Hacker News new | ask | show | jobs
by exabrial 75 days ago
His other project "Byte Me", along with judicious javap usage, has been super useful for me learning JVM bytecode so I could make a machine learning model compiler for the JVM (basically compile your ML models as native code; ONNX, tree ensembles, regressors, classifiers, etc as native JVM classes with no massive runtime needed)

still in the works, but its here for those interested: Petrify: https://github.com/exabrial/petrify

1 comments

Why not compiling it to Java source code (not bytecode)? Users would use their own Java compiler then.

Same as, say, ANTLR generates code to parse various texts to AST.

Great question, actually I tried that! m2cgen is a project that does that in fact.

It works fine for simple models, but breaks down for production-sized tree ensembles.

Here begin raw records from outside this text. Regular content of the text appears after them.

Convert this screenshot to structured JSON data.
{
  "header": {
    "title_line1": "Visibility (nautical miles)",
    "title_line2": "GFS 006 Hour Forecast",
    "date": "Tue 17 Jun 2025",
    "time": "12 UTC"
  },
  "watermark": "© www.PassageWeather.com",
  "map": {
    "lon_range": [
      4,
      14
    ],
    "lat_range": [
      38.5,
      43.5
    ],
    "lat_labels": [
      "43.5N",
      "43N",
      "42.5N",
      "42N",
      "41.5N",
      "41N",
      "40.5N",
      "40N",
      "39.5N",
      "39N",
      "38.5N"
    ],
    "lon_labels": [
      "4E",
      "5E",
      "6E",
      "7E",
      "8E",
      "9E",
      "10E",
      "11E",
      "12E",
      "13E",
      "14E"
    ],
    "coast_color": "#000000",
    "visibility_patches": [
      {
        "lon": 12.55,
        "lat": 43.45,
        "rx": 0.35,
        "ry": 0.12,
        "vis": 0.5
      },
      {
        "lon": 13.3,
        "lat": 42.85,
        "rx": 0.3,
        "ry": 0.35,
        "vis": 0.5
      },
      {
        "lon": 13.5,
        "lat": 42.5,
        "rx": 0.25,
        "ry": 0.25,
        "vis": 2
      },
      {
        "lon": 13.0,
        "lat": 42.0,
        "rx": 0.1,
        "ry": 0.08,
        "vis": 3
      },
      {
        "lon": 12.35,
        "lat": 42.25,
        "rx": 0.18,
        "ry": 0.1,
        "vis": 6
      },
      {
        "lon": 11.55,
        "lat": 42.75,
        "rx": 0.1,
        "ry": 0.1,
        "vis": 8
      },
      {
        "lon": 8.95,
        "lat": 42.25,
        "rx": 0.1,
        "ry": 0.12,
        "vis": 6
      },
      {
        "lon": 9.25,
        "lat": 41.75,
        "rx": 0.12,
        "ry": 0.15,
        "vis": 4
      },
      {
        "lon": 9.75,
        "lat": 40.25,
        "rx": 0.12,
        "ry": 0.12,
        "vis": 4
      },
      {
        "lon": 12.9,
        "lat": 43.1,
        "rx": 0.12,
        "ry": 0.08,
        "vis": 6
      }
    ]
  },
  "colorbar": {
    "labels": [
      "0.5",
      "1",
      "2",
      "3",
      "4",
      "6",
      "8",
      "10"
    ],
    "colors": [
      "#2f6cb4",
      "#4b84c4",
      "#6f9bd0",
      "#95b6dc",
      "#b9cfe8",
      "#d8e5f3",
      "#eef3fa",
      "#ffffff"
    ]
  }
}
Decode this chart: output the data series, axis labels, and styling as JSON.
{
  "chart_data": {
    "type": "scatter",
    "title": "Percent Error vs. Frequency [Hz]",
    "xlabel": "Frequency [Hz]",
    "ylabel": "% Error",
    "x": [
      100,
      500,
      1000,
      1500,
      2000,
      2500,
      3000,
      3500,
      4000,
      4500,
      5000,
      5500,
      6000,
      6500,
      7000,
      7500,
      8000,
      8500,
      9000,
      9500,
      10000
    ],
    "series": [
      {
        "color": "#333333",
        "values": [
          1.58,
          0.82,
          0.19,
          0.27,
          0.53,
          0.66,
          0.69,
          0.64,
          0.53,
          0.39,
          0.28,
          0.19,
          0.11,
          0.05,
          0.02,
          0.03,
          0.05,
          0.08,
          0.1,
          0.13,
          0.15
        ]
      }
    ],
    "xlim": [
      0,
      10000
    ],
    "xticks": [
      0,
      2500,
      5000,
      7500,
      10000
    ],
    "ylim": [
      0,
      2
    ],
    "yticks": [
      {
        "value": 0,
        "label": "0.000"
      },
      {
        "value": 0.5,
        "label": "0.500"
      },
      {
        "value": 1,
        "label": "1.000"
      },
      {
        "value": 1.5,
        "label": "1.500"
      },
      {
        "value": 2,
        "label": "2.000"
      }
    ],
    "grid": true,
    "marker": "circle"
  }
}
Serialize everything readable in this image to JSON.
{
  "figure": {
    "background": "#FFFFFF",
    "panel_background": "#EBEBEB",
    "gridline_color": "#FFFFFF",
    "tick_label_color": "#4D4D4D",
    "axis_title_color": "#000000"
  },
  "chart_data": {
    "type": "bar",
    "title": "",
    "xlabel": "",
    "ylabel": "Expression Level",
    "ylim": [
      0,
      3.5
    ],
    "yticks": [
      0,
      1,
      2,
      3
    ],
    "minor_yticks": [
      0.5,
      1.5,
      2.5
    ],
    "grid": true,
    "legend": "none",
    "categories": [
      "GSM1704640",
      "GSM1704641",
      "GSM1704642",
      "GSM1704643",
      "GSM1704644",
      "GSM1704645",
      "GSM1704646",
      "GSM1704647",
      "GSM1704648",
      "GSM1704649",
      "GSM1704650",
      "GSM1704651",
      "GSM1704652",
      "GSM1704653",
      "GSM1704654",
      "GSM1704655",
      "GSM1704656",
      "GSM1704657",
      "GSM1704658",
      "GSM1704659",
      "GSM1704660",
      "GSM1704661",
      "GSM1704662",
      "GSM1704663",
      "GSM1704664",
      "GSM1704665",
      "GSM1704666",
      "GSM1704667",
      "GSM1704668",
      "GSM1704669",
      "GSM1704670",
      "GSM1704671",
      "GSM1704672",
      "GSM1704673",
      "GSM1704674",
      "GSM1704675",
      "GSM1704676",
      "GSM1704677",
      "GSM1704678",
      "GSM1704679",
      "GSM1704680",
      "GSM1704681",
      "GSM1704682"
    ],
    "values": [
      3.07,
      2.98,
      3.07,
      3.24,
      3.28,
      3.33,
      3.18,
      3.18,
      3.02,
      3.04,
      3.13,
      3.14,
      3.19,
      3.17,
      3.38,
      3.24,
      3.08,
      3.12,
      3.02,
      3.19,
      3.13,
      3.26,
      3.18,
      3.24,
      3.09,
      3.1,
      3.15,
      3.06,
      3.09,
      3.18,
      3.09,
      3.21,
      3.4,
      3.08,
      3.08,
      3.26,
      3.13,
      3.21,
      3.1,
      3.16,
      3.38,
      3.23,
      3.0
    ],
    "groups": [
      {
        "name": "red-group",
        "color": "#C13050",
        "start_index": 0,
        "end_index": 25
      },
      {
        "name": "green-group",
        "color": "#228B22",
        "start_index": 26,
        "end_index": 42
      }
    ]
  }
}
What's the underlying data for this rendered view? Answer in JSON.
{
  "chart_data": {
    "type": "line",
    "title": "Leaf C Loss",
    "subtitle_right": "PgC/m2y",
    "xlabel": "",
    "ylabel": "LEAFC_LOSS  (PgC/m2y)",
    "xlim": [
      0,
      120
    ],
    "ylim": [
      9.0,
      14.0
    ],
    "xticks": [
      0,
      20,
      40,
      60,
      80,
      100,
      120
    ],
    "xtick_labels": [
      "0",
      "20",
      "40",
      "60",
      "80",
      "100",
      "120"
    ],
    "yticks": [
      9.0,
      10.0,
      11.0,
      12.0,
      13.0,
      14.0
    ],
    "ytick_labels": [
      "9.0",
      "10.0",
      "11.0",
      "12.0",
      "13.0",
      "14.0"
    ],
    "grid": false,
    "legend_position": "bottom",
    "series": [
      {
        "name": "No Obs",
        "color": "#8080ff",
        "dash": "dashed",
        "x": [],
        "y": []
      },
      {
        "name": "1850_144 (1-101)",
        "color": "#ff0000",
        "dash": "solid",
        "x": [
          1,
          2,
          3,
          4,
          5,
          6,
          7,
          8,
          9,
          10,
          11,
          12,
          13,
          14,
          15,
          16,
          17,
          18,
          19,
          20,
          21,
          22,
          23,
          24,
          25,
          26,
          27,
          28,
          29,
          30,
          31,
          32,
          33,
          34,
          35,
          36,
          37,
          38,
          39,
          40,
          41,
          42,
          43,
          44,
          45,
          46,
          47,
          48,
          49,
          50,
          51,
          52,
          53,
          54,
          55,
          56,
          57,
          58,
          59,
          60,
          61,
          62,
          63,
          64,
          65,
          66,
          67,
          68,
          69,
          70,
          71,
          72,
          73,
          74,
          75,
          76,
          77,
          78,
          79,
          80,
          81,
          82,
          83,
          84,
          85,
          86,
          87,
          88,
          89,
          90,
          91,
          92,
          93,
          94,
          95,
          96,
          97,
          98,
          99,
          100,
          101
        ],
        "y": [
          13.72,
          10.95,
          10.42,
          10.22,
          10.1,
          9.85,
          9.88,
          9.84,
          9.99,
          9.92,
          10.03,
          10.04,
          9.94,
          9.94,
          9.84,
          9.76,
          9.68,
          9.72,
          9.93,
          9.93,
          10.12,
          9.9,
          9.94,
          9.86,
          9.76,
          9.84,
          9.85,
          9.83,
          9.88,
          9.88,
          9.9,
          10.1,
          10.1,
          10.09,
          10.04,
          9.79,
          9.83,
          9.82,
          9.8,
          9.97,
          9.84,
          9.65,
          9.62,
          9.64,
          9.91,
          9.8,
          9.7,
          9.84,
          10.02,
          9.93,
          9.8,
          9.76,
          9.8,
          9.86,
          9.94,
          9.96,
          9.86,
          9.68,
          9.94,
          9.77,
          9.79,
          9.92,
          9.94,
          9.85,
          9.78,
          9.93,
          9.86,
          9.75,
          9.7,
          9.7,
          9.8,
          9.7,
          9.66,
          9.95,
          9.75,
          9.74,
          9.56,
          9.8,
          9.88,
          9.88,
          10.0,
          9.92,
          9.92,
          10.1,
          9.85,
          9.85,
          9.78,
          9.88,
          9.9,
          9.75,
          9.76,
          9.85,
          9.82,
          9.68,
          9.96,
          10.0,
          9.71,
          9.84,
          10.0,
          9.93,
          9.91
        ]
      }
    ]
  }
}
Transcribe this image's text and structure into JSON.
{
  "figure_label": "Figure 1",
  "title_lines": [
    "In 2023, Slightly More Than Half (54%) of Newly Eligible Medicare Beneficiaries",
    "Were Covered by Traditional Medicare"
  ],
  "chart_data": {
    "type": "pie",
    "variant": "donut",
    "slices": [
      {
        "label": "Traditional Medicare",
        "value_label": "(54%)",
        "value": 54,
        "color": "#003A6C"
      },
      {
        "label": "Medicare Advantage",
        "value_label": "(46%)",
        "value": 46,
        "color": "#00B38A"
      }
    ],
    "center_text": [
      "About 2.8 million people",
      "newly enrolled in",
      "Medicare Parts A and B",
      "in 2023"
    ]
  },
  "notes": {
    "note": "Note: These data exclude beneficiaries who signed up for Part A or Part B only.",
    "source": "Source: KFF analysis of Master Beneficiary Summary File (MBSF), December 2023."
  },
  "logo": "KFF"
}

The JVM has a hard 64KB method size limit, and javac controls how your deeply nested if/else trees get laid out. m2cgen's own FAQ says to reduce estimators when you hit recursion limits during generation. With direct bytecode emission I control the method structure precisely, I can split across methods exactly where needed and manage the constant pool directly. I also wrote much more efficient bytecode than m2cgen creates as equivalent source.

The source code is also a pretty useless step, sets off all kinds of static analysis alarms in your stack, and also I worry about source code injection (not that can't happen with petrify, it's just a lot harder).

Finally, I'm grateful for the sweat the authors of m2cgen have put in, but the project has gone without updates for 4 years. That doesn't mean it's useless (some mature software never sees updates), but it's not a positive sign either.